The advocate, influencer, author of books like “You Have the Right to Remain Fat” and plus-size personality knows a lot about super-size fashion. She’s worked with brands such as Curvy Couture lingerie, Dia&Co., Eloquii, Torrid and Anthropologie, has a master’s degree in what she calls “fat studies, essentially,” and travels around the country to talk about weight-based discrimination.
Still, “I literally never thought that in my lifetime that I would see that. I grew up fat. I come from a fat family. I experienced a lot of fat shaming and fat phobia growing up. And it really impacted how I walked through the world.”
Hence the new podcast, Rebel Eaters Club, hosted by Tovar and produced by Brooklyn, N.Y.-based Transmitter Media. The six-episode series, which premieres Feb. 24, focuses on body positivity and “breaking up with diet culture,” Tovar said.
“It’s a food-positive, body-positive podcast that invites people to finally break up with diet culture,” she explained. The guest list includes sculptor Mia Feuer, chef Fresh Roberson, food critic Soleil Ho, Shay Neary, the first plus-sized transgender model to receive a major contract, and more.
Tovar, a San Francisco Bay Area native, said society not only pressures people — mostly women but some men, too — to feel bad about their size, but it also often ignores them, especially when it comes to fashion.

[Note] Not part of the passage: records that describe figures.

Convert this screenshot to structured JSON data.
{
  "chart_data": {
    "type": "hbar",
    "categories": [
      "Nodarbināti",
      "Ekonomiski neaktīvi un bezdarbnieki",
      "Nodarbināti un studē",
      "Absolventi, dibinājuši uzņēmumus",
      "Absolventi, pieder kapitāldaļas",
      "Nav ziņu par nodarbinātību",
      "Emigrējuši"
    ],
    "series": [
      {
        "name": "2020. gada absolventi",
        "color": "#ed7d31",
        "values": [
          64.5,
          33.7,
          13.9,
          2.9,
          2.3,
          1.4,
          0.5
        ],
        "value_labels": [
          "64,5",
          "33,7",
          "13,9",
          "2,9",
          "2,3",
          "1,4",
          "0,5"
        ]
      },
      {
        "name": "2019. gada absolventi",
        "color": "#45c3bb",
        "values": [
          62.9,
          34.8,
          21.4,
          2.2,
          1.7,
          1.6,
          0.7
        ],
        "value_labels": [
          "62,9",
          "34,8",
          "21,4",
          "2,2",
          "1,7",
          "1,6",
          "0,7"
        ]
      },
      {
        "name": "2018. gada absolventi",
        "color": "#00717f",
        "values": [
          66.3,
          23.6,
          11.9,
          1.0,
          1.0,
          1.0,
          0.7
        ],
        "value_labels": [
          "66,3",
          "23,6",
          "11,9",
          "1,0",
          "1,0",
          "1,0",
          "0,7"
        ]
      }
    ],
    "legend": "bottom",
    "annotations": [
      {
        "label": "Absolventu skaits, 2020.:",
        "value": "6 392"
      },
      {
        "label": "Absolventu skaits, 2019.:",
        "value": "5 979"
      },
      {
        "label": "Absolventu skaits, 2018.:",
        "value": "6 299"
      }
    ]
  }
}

“When you’re talking about the plus-size world, there has been so little access to clothing,” she said. “I think a lot of people are just in an urgent state of need.”
Some brands that Tovar said are getting it correct are 11 Honoré, The Plus Bus, Proud Mary Fashion, Lafayette 148 and Pari Passu.

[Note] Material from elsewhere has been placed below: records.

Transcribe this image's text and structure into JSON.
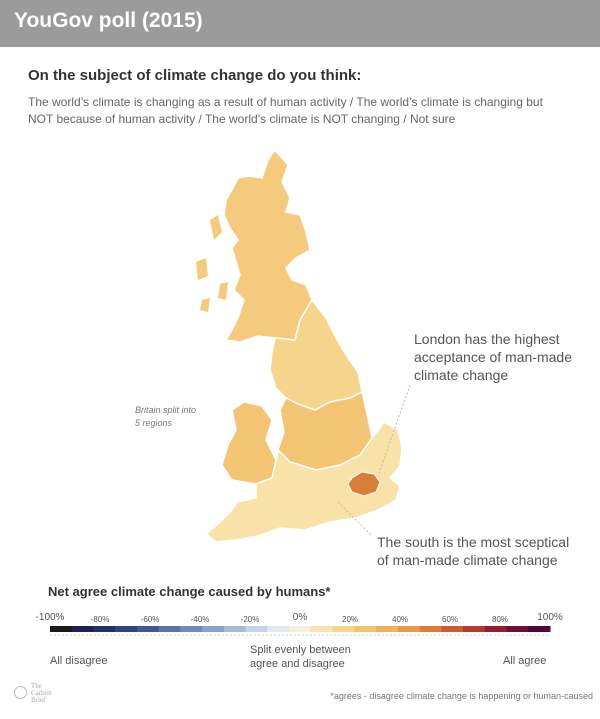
{
  "header": {
    "title": "YouGov poll (2015)"
  },
  "question": "On the subject of climate change do you think:",
  "answers_line1": "The world’s climate is changing as a result of human activity / The world’s climate is changing but",
  "answers_line2": "NOT because of human activity / The world’s climate is NOT changing / Not sure",
  "map": {
    "note_line1": "Britain split into",
    "note_line2": "5 regions",
    "regions": [
      {
        "name": "Scotland",
        "color": "#f4ca7c"
      },
      {
        "name": "North England",
        "color": "#f6d48c"
      },
      {
        "name": "Midlands & Wales",
        "color": "#f2c474"
      },
      {
        "name": "South England",
        "color": "#f8e2a8"
      },
      {
        "name": "London",
        "color": "#d77f3a"
      }
    ],
    "annotation_london": [
      "London has the highest",
      "acceptance of man-made",
      "climate change"
    ],
    "annotation_south": [
      "The south is the most sceptical",
      "of man-made climate change"
    ]
  },
  "legend": {
    "title": "Net agree climate change caused by humans*",
    "ticks": [
      "-100%",
      "-80%",
      "-60%",
      "-40%",
      "-20%",
      "0%",
      "20%",
      "40%",
      "60%",
      "80%",
      "100%"
    ],
    "colors": [
      "#1a1a1a",
      "#1f2050",
      "#23306b",
      "#2c4480",
      "#3d5a96",
      "#5673aa",
      "#6f8bbd",
      "#8aa3cc",
      "#a6bbda",
      "#c6d3e6",
      "#e3e8f0",
      "#faf0d8",
      "#f7e2b0",
      "#f5d48e",
      "#f2c470",
      "#eeb25c",
      "#e89a4a",
      "#dd7c3c",
      "#cc5a33",
      "#b23a30",
      "#8f1f34",
      "#6b1138",
      "#4a0a34"
    ],
    "desc_left": "All disagree",
    "desc_mid": "Split evenly between agree and disagree",
    "desc_right": "All agree"
  },
  "footnote": "*agrees - disagree climate change is happening or human-caused",
  "logo": {
    "line1": "The",
    "line2": "Carbon",
    "line3": "Brief"
  }
}
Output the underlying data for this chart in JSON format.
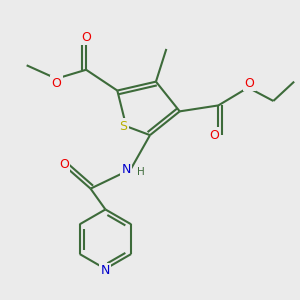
{
  "bg_color": "#ebebeb",
  "atom_colors": {
    "C": "#3d6b3a",
    "S": "#b8b000",
    "O": "#ee0000",
    "N": "#0000cc",
    "H": "#3d6b3a"
  },
  "bond_color": "#3d6b3a",
  "line_width": 1.5
}
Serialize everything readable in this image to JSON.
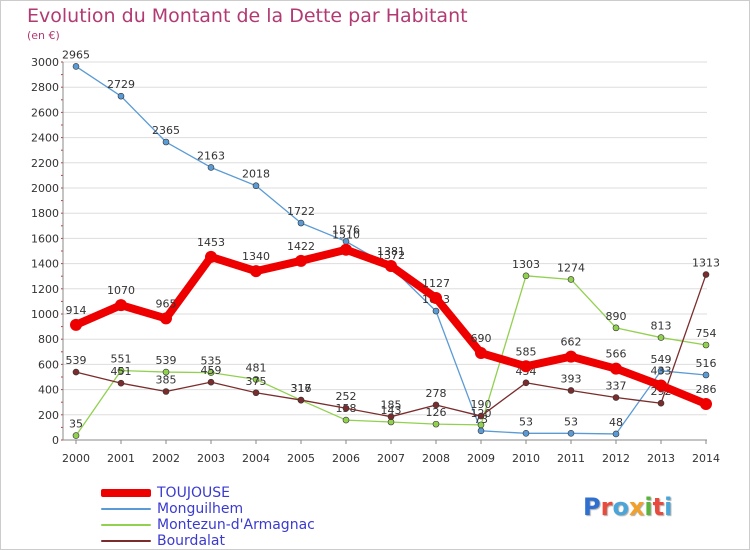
{
  "title": "Evolution du Montant de la Dette par Habitant",
  "unit_label": "(en €)",
  "logo": {
    "text": "Proxiti",
    "colors": [
      "#2f6fd0",
      "#e94a3c",
      "#4aa6d8",
      "#f2a02a",
      "#58b33c",
      "#e94a3c",
      "#4aa6d8"
    ]
  },
  "colors": {
    "background": "#ffffff",
    "grid": "#dddddd",
    "axis": "#888888",
    "title": "#b23a73",
    "legend_text": "#3a3ad0"
  },
  "chart_data": {
    "type": "line",
    "title": "Evolution du Montant de la Dette par Habitant",
    "ylabel": "(en €)",
    "xlabel": "",
    "x": [
      "2000",
      "2001",
      "2002",
      "2003",
      "2004",
      "2005",
      "2006",
      "2007",
      "2008",
      "2009",
      "2010",
      "2011",
      "2012",
      "2013",
      "2014"
    ],
    "ylim": [
      0,
      3000
    ],
    "yticks": [
      0,
      200,
      400,
      600,
      800,
      1000,
      1200,
      1400,
      1600,
      1800,
      2000,
      2200,
      2400,
      2600,
      2800,
      3000
    ],
    "grid": true,
    "legend_position": "bottom-left",
    "series": [
      {
        "name": "Monguilhem",
        "color": "#5b9bd5",
        "values": [
          2965,
          2729,
          2365,
          2163,
          2018,
          1722,
          1576,
          1372,
          1023,
          73,
          53,
          53,
          48,
          549,
          516
        ]
      },
      {
        "name": "Montezun-d'Armagnac",
        "color": "#92d050",
        "values": [
          35,
          551,
          539,
          535,
          481,
          316,
          158,
          143,
          126,
          120,
          1303,
          1274,
          890,
          813,
          754
        ]
      },
      {
        "name": "Bourdalat",
        "color": "#7b2c2c",
        "values": [
          539,
          451,
          385,
          459,
          375,
          317,
          252,
          185,
          278,
          190,
          454,
          393,
          337,
          292,
          1313
        ]
      },
      {
        "name": "TOUJOUSE",
        "color": "#ee0000",
        "values": [
          914,
          1070,
          965,
          1453,
          1340,
          1422,
          1510,
          1381,
          1127,
          690,
          585,
          662,
          566,
          433,
          286
        ]
      }
    ],
    "legend_order": [
      "TOUJOUSE",
      "Monguilhem",
      "Montezun-d'Armagnac",
      "Bourdalat"
    ]
  }
}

“With more inclusive products and photography today, women have reshaped the way they look at their bodies,” said Ariela Esquenazi, owner of Curvy Couture.
Tovar just wishes more consumers had the opportunity to experience fashion that way.

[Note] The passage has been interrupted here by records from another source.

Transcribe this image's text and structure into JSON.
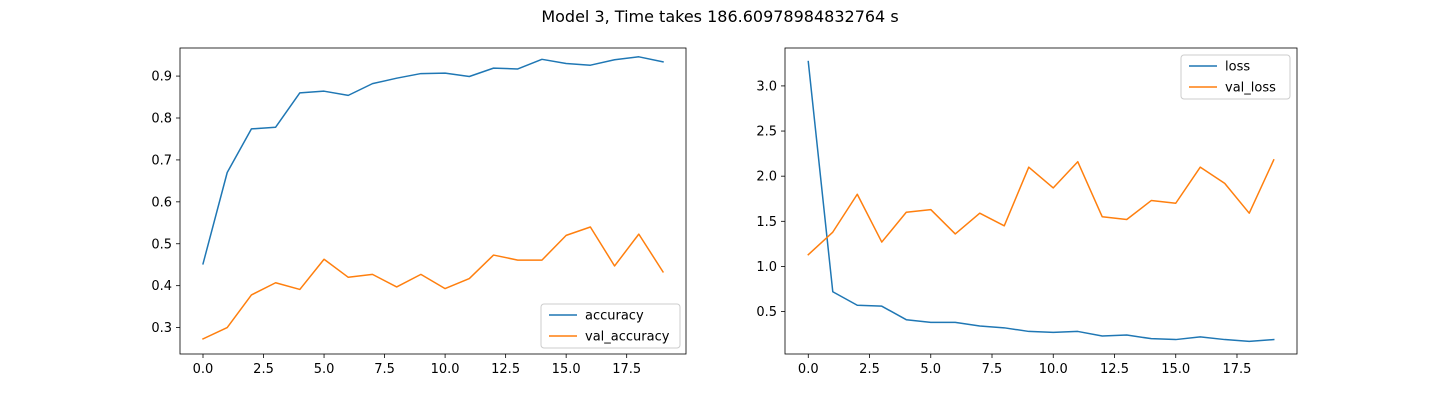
{
  "figure": {
    "title": "Model 3, Time takes 186.60978984832764 s"
  },
  "chart_data": [
    {
      "type": "line",
      "title": "",
      "xlabel": "",
      "ylabel": "",
      "x": [
        0,
        1,
        2,
        3,
        4,
        5,
        6,
        7,
        8,
        9,
        10,
        11,
        12,
        13,
        14,
        15,
        16,
        17,
        18,
        19
      ],
      "xlim": [
        -0.95,
        19.95
      ],
      "ylim": [
        0.237,
        0.967
      ],
      "xticks": [
        0.0,
        2.5,
        5.0,
        7.5,
        10.0,
        12.5,
        15.0,
        17.5
      ],
      "xtick_labels": [
        "0.0",
        "2.5",
        "5.0",
        "7.5",
        "10.0",
        "12.5",
        "15.0",
        "17.5"
      ],
      "yticks": [
        0.3,
        0.4,
        0.5,
        0.6,
        0.7,
        0.8,
        0.9
      ],
      "ytick_labels": [
        "0.3",
        "0.4",
        "0.5",
        "0.6",
        "0.7",
        "0.8",
        "0.9"
      ],
      "grid": false,
      "legend_position": "lower-right",
      "series": [
        {
          "name": "accuracy",
          "color": "#1f77b4",
          "values": [
            0.452,
            0.67,
            0.774,
            0.778,
            0.86,
            0.864,
            0.854,
            0.882,
            0.895,
            0.906,
            0.907,
            0.899,
            0.919,
            0.917,
            0.94,
            0.93,
            0.926,
            0.939,
            0.946,
            0.934
          ]
        },
        {
          "name": "val_accuracy",
          "color": "#ff7f0e",
          "values": [
            0.273,
            0.3,
            0.378,
            0.407,
            0.391,
            0.463,
            0.42,
            0.427,
            0.397,
            0.427,
            0.393,
            0.417,
            0.473,
            0.461,
            0.461,
            0.52,
            0.54,
            0.447,
            0.523,
            0.433
          ]
        }
      ]
    },
    {
      "type": "line",
      "title": "",
      "xlabel": "",
      "ylabel": "",
      "x": [
        0,
        1,
        2,
        3,
        4,
        5,
        6,
        7,
        8,
        9,
        10,
        11,
        12,
        13,
        14,
        15,
        16,
        17,
        18,
        19
      ],
      "xlim": [
        -0.95,
        19.95
      ],
      "ylim": [
        0.03,
        3.42
      ],
      "xticks": [
        0.0,
        2.5,
        5.0,
        7.5,
        10.0,
        12.5,
        15.0,
        17.5
      ],
      "xtick_labels": [
        "0.0",
        "2.5",
        "5.0",
        "7.5",
        "10.0",
        "12.5",
        "15.0",
        "17.5"
      ],
      "yticks": [
        0.5,
        1.0,
        1.5,
        2.0,
        2.5,
        3.0
      ],
      "ytick_labels": [
        "0.5",
        "1.0",
        "1.5",
        "2.0",
        "2.5",
        "3.0"
      ],
      "grid": false,
      "legend_position": "upper-right",
      "series": [
        {
          "name": "loss",
          "color": "#1f77b4",
          "values": [
            3.27,
            0.72,
            0.57,
            0.56,
            0.41,
            0.38,
            0.38,
            0.34,
            0.32,
            0.28,
            0.27,
            0.28,
            0.23,
            0.24,
            0.2,
            0.19,
            0.22,
            0.19,
            0.17,
            0.19
          ]
        },
        {
          "name": "val_loss",
          "color": "#ff7f0e",
          "values": [
            1.13,
            1.38,
            1.8,
            1.27,
            1.6,
            1.63,
            1.36,
            1.59,
            1.45,
            2.1,
            1.87,
            2.16,
            1.55,
            1.52,
            1.73,
            1.7,
            2.1,
            1.92,
            1.59,
            2.18
          ]
        }
      ]
    }
  ]
}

“There’s an intellectual part of us that knows that the body of the 1 percent is being shown to us [in advertisements] 99 percent of the time,” Tovar said. “But, there’s another part of us that kind of overrides that part of our brain, because we’re seeing that [ideal] body 99 percent of the time. So whatever input the brain is getting, it normalizing it.
“Even if you’re not plus-size, consistently seeing only one kind of body really does have long-term effects,” Tovar continued. “And [marketing messages] are so subtle, sometimes people don’t realize the impact. Everybody wants to believe that they’re not naive enough to fall for marketing. But we all are. And that’s why people spend so much money on marketing — because it works.”